Classrooms at Agassiz were bustling with activity, laughter and hands-on learning as 10 employees from the Cleveland office of auditing and tax firm KPMG spoke to students and played instructive games in classrooms all day.

“We've had this relationship with (Junior Achievement) for 13 years, and I've been here for the last 10 of those, so we know each other very well,” Principal Hericks said.
Hericks said the connection this year with KPMG emphasizes math skills and how they relate to future employment.

“It helps the students connect with the community, the professional world, and also connect how what they learn in the classroom works out in the real world,” she said. “We take pride in our school that we have a strong emphasis on those things that leads many of our eighth-grade graduates to move on to the STEM (science, technology, engineering and math) high schools.”

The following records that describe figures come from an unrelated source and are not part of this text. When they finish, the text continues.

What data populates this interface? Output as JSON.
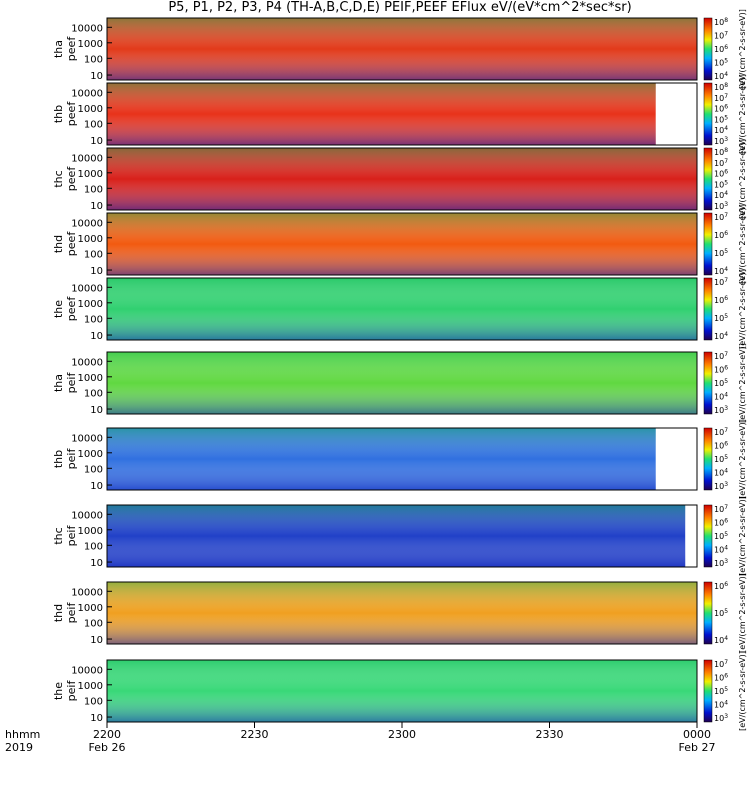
{
  "title": "P5, P1, P2, P3, P4 (TH-A,B,C,D,E) PEIF,PEEF EFlux eV/(eV*cm^2*sec*sr)",
  "chart_data": {
    "type": "heatmap",
    "title": "P5, P1, P2, P3, P4 (TH-A,B,C,D,E) PEIF,PEEF EFlux eV/(eV*cm^2*sec*sr)",
    "xlabel": "hhmm",
    "year_label": "2019",
    "x_ticks": [
      {
        "value": "2200",
        "sub": "Feb 26"
      },
      {
        "value": "2230",
        "sub": ""
      },
      {
        "value": "2300",
        "sub": ""
      },
      {
        "value": "2330",
        "sub": ""
      },
      {
        "value": "0000",
        "sub": "Feb 27"
      }
    ],
    "y_scale": "log",
    "y_ticks": [
      "10",
      "100",
      "1000",
      "10000"
    ],
    "colorbar_unit": "[eV/(cm^2-s-sr-eV)]",
    "panels": [
      {
        "ylabel": [
          "tha",
          "peef"
        ],
        "colorbar_ticks": [
          "10^4",
          "10^5",
          "10^6",
          "10^7",
          "10^8"
        ],
        "fill_end": 1.0,
        "color": "#e23a1a"
      },
      {
        "ylabel": [
          "thb",
          "peef"
        ],
        "colorbar_ticks": [
          "10^3",
          "10^4",
          "10^5",
          "10^6",
          "10^7",
          "10^8"
        ],
        "fill_end": 0.93,
        "color": "#e8321a"
      },
      {
        "ylabel": [
          "thc",
          "peef"
        ],
        "colorbar_ticks": [
          "10^3",
          "10^4",
          "10^5",
          "10^6",
          "10^7",
          "10^8"
        ],
        "fill_end": 1.0,
        "color": "#d8201a"
      },
      {
        "ylabel": [
          "thd",
          "peef"
        ],
        "colorbar_ticks": [
          "10^4",
          "10^5",
          "10^6",
          "10^7"
        ],
        "fill_end": 1.0,
        "color": "#f25a10"
      },
      {
        "ylabel": [
          "the",
          "peef"
        ],
        "colorbar_ticks": [
          "10^4",
          "10^5",
          "10^6",
          "10^7"
        ],
        "fill_end": 1.0,
        "color": "#30d070"
      },
      {
        "ylabel": [
          "tha",
          "peif"
        ],
        "colorbar_ticks": [
          "10^3",
          "10^4",
          "10^5",
          "10^6",
          "10^7"
        ],
        "fill_end": 1.0,
        "color": "#60d840"
      },
      {
        "ylabel": [
          "thb",
          "peif"
        ],
        "colorbar_ticks": [
          "10^3",
          "10^4",
          "10^5",
          "10^6",
          "10^7"
        ],
        "fill_end": 0.93,
        "color": "#3070e0"
      },
      {
        "ylabel": [
          "thc",
          "peif"
        ],
        "colorbar_ticks": [
          "10^3",
          "10^4",
          "10^5",
          "10^6",
          "10^7"
        ],
        "fill_end": 0.98,
        "color": "#2040c8"
      },
      {
        "ylabel": [
          "thd",
          "peif"
        ],
        "colorbar_ticks": [
          "10^4",
          "10^5",
          "10^6"
        ],
        "fill_end": 1.0,
        "color": "#f0a020"
      },
      {
        "ylabel": [
          "the",
          "peif"
        ],
        "colorbar_ticks": [
          "10^3",
          "10^4",
          "10^5",
          "10^6",
          "10^7"
        ],
        "fill_end": 1.0,
        "color": "#38d878"
      }
    ]
  }
}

In Mary Kirsch's fourth-grade classroom, KPMG auditor Jesse Ray was teaching the students a game in which they got to run their own hot dog business, including tracking revenue and expenses. (See video, above)

The KPMG volunteers were scattered throughout the school, even in the lower grades.

“You can't start too young,” Hericks said. “We start from pre-k to instill goals into their lives, and today is just one more way to connect those goals with the real world, to help them understand the need for their education and that a good job doesn't just happen – it comes with applying what you've learned.”